The words echoed through Fynne’s mind as the fog overtook him.

“…I won’t be able to control him…”

His eyes flew open, suddenly, as Alyiane dragged a nail across his jaw. Burning with rage, he slashed two deep cuts along her shoulder with his poisoned claws. Demonic words flew from her mouth, but shielded by his rage, they were but gibberish to his ears. With a swift kick, he knocked the warlock to the floor. She did not get up – the paralyzing poison must have begun to set upon her already. There was a look in her eyes; it was not the same smug, possessive glare, but rather fear. Levelling his sword to her throat, Fynne recognized the terror in her eyes, and realized the source.

“You are weaker, now, warlock,” he bantered, finding the swashbuckler in him, the Henri that dared to burst forth, “you fear my rage – for you are not yet strong enough again to control it!” Alyiane’s nervous gulp was enough an answer to his suspicions, and Fynne – no! – Henri pressed his blade against her throat.

“I bet, too, you are not yet strong enough to come back from the grave.”

Henri narrowed his eyes, kneeling down to wrap his claw around her neck, tugging ever so gently.

“I will not fall into your trap, this time,” he growled, his voice barely above a whisper, “never let me look upon you again, warlock.”
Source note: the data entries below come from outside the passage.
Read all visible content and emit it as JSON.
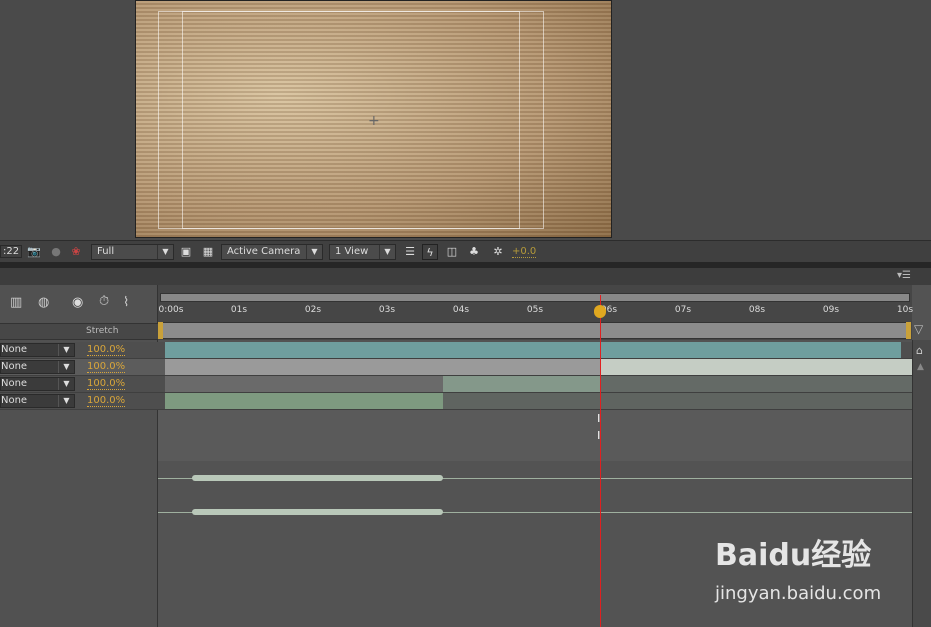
{
  "viewer": {
    "timecode": ":22",
    "resolution": "Full",
    "camera": "Active Camera",
    "views": "1 View",
    "exposure": "+0.0"
  },
  "timeline": {
    "column_stretch": "Stretch",
    "ticks": [
      "0:00s",
      "01s",
      "02s",
      "03s",
      "04s",
      "05s",
      "06s",
      "07s",
      "08s",
      "09s",
      "10s"
    ],
    "playhead_seconds": 5.88,
    "layers": [
      {
        "parent": "None",
        "stretch": "100.0%"
      },
      {
        "parent": "None",
        "stretch": "100.0%"
      },
      {
        "parent": "None",
        "stretch": "100.0%"
      },
      {
        "parent": "None",
        "stretch": "100.0%"
      }
    ],
    "colors": {
      "teal": "#6f9e9e",
      "green": "#7e9a80",
      "playhead": "#e02020",
      "accent": "#d9a63a"
    }
  },
  "watermark": {
    "brand": "Baidu经验",
    "url": "jingyan.baidu.com"
  }
}
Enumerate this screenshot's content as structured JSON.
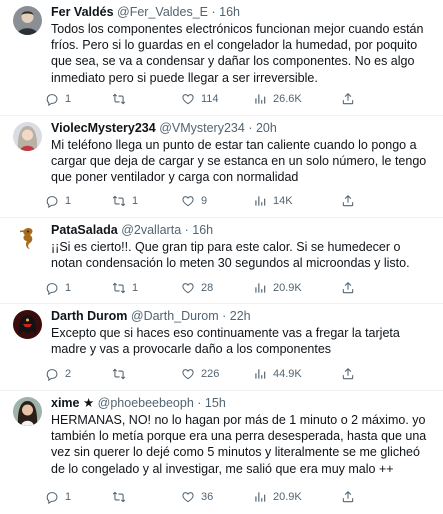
{
  "tweets": [
    {
      "name": "Fer Valdés",
      "handle": "@Fer_Valdes_E",
      "dot": "·",
      "time": "16h",
      "text": "Todos los componentes electrónicos funcionan mejor cuando están fríos. Pero si lo guardas en el congelador la humedad, por poquito que sea, se va a condensar y dañar los componentes. No es algo inmediato pero si puede llegar a ser irreversible.",
      "replies": "1",
      "retweets": "",
      "likes": "114",
      "views": "26.6K",
      "avatar_icon": "avatar-man-icon"
    },
    {
      "name": "ViolecMystery234",
      "handle": "@VMystery234",
      "dot": "·",
      "time": "20h",
      "text": "Mi teléfono llega un punto de estar tan caliente cuando lo pongo a cargar que deja de cargar y se estanca en un solo número, le tengo que poner ventilador y carga con normalidad",
      "replies": "1",
      "retweets": "1",
      "likes": "9",
      "views": "14K",
      "avatar_icon": "avatar-woman-icon"
    },
    {
      "name": "PataSalada",
      "handle": "@2vallarta",
      "dot": "·",
      "time": "16h",
      "text": "¡¡Si es cierto!!. Que gran tip para este calor. Si se humedecer o notan condensación lo meten 30 segundos al microondas y listo.",
      "replies": "1",
      "retweets": "1",
      "likes": "28",
      "views": "20.9K",
      "avatar_icon": "avatar-seahorse-icon"
    },
    {
      "name": "Darth Durom",
      "handle": "@Darth_Durom",
      "dot": "·",
      "time": "22h",
      "text": "Excepto que si haces eso continuamente vas a fregar la tarjeta madre y vas a provocarle daño a los componentes",
      "replies": "2",
      "retweets": "",
      "likes": "226",
      "views": "44.9K",
      "avatar_icon": "avatar-helmet-icon"
    },
    {
      "name": "xime ★",
      "handle": "@phoebeebeoph",
      "dot": "·",
      "time": "15h",
      "text": "HERMANAS, NO! no lo hagan por más de 1 minuto o 2 máximo. yo también lo metía porque era una perra desesperada, hasta que una vez sin querer lo dejé como 5 minutos y literalmente se me glicheó de lo congelado y al investigar, me salió que era muy malo ++",
      "replies": "1",
      "retweets": "",
      "likes": "36",
      "views": "20.9K",
      "avatar_icon": "avatar-girl-icon"
    }
  ],
  "colors": {
    "text": "#0f1419",
    "secondary": "#536471",
    "divider": "#eff3f4"
  }
}
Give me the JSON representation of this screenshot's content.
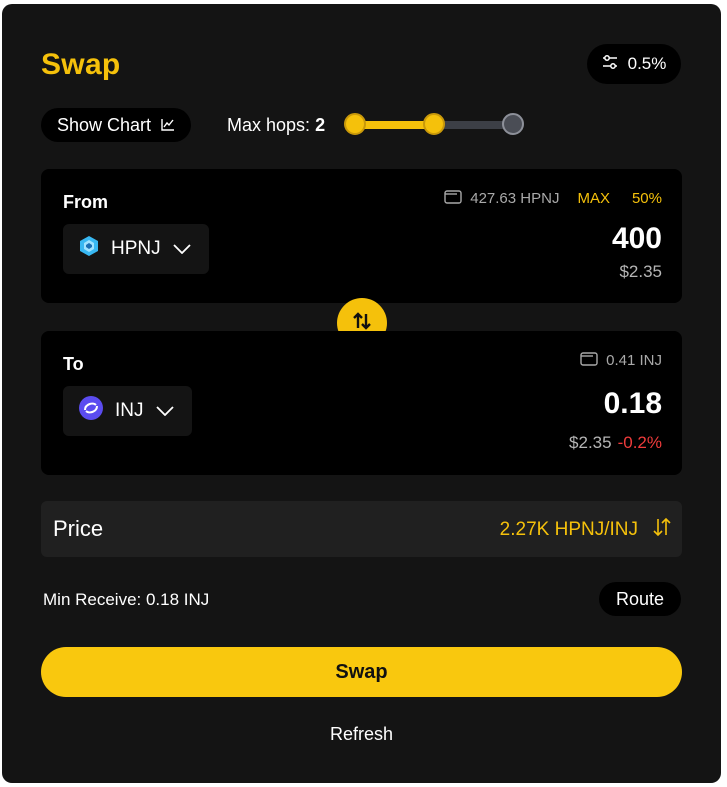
{
  "header": {
    "title": "Swap",
    "slippage": "0.5%"
  },
  "controls": {
    "show_chart_label": "Show Chart",
    "max_hops_label": "Max hops:",
    "max_hops_value": "2",
    "max_hops_level": 2,
    "max_hops_options": 3
  },
  "from": {
    "label": "From",
    "token": "HPNJ",
    "balance": "427.63 HPNJ",
    "max_label": "MAX",
    "pct_label": "50%",
    "amount": "400",
    "usd": "$2.35"
  },
  "to": {
    "label": "To",
    "token": "INJ",
    "balance": "0.41 INJ",
    "amount": "0.18",
    "usd": "$2.35",
    "change": "-0.2%"
  },
  "price": {
    "label": "Price",
    "value": "2.27K HPNJ/INJ"
  },
  "min_receive": "Min Receive: 0.18 INJ",
  "route_label": "Route",
  "swap_label": "Swap",
  "refresh_label": "Refresh",
  "colors": {
    "accent": "#f5c10b",
    "negative": "#ef3b3b",
    "panel": "#000000",
    "card": "#141414"
  }
}
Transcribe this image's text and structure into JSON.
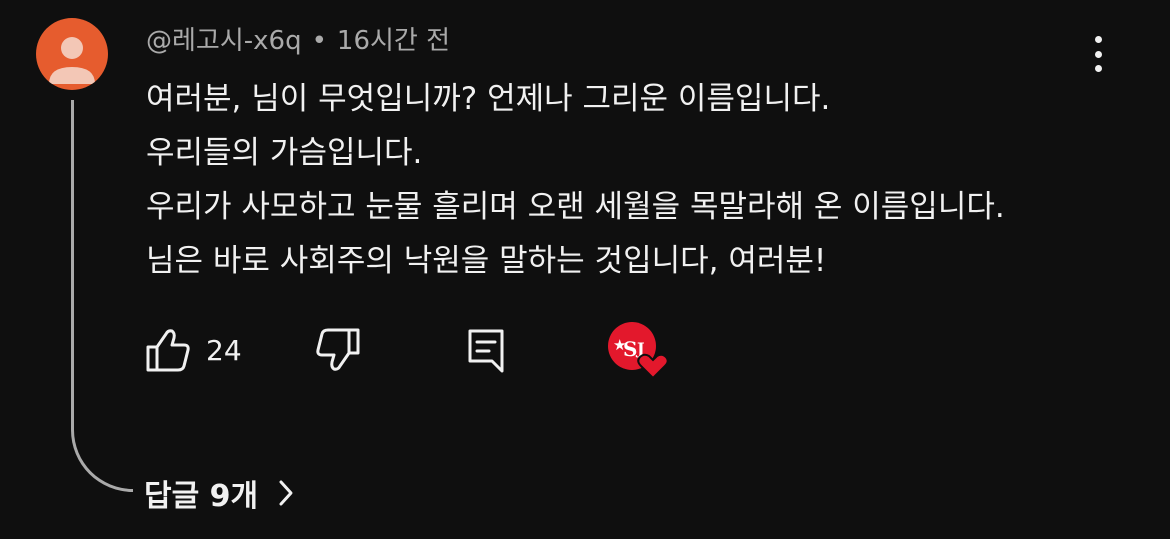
{
  "comment": {
    "author": "@레고시-x6q",
    "separator": "•",
    "time": "16시간 전",
    "lines": [
      "여러분, 님이 무엇입니까? 언제나 그리운 이름입니다.",
      "우리들의 가슴입니다.",
      "우리가 사모하고 눈물 흘리며 오랜 세월을 목말라해 온 이름입니다.",
      "님은 바로 사회주의 낙원을 말하는 것입니다, 여러분!"
    ],
    "like_count": "24",
    "replies_label": "답글 9개"
  },
  "colors": {
    "avatar_bg": "#e65c2e",
    "avatar_fg": "#f3c7b6",
    "background": "#0f0f0f",
    "heart": "#e3182c"
  },
  "icons": [
    "person-avatar",
    "more-vert-icon",
    "thumb-up-icon",
    "thumb-down-icon",
    "reply-icon",
    "creator-heart-badge",
    "chevron-right-icon"
  ]
}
Standing, he drew his blades away from her, and strode to the doorway. Silhouetted against crackling lightning, he remarked, “I am not this thing that I have become – I am Henri Fynne,” and vanished into the night.

---

As Shari’lo bore him through the night, Henri’s mind raced to find words that he might explain his actions to Jilliane. Ever withering beneath her Paladin gaze, his imperfections felt magnified – that he was so dark and evil a person that a lifetime of confessions might not purge his taint. And yet, he would always confess his sins to her, spilling forth one dark secret after another, until every white lie had been cleansed from his soul. Standing before her, he looked upon her sleeping beauty, and for a moment, entertained the temptation of never waking her. Spreading an elixir over his lips, and holding a quantity of it in his mouth, he knelt beside her bed and pressed his lips to hers, parting them in a passionate, enchanting, or as it were- disenchanting kiss. Her eyes fluttered open, and as the rising sun shone its rays through the window, Henri decided that nothing needed to be said – he had told Jilliane the truth once already: he had defeated the warlock’s spells, and their True Love had conquered her demon magic.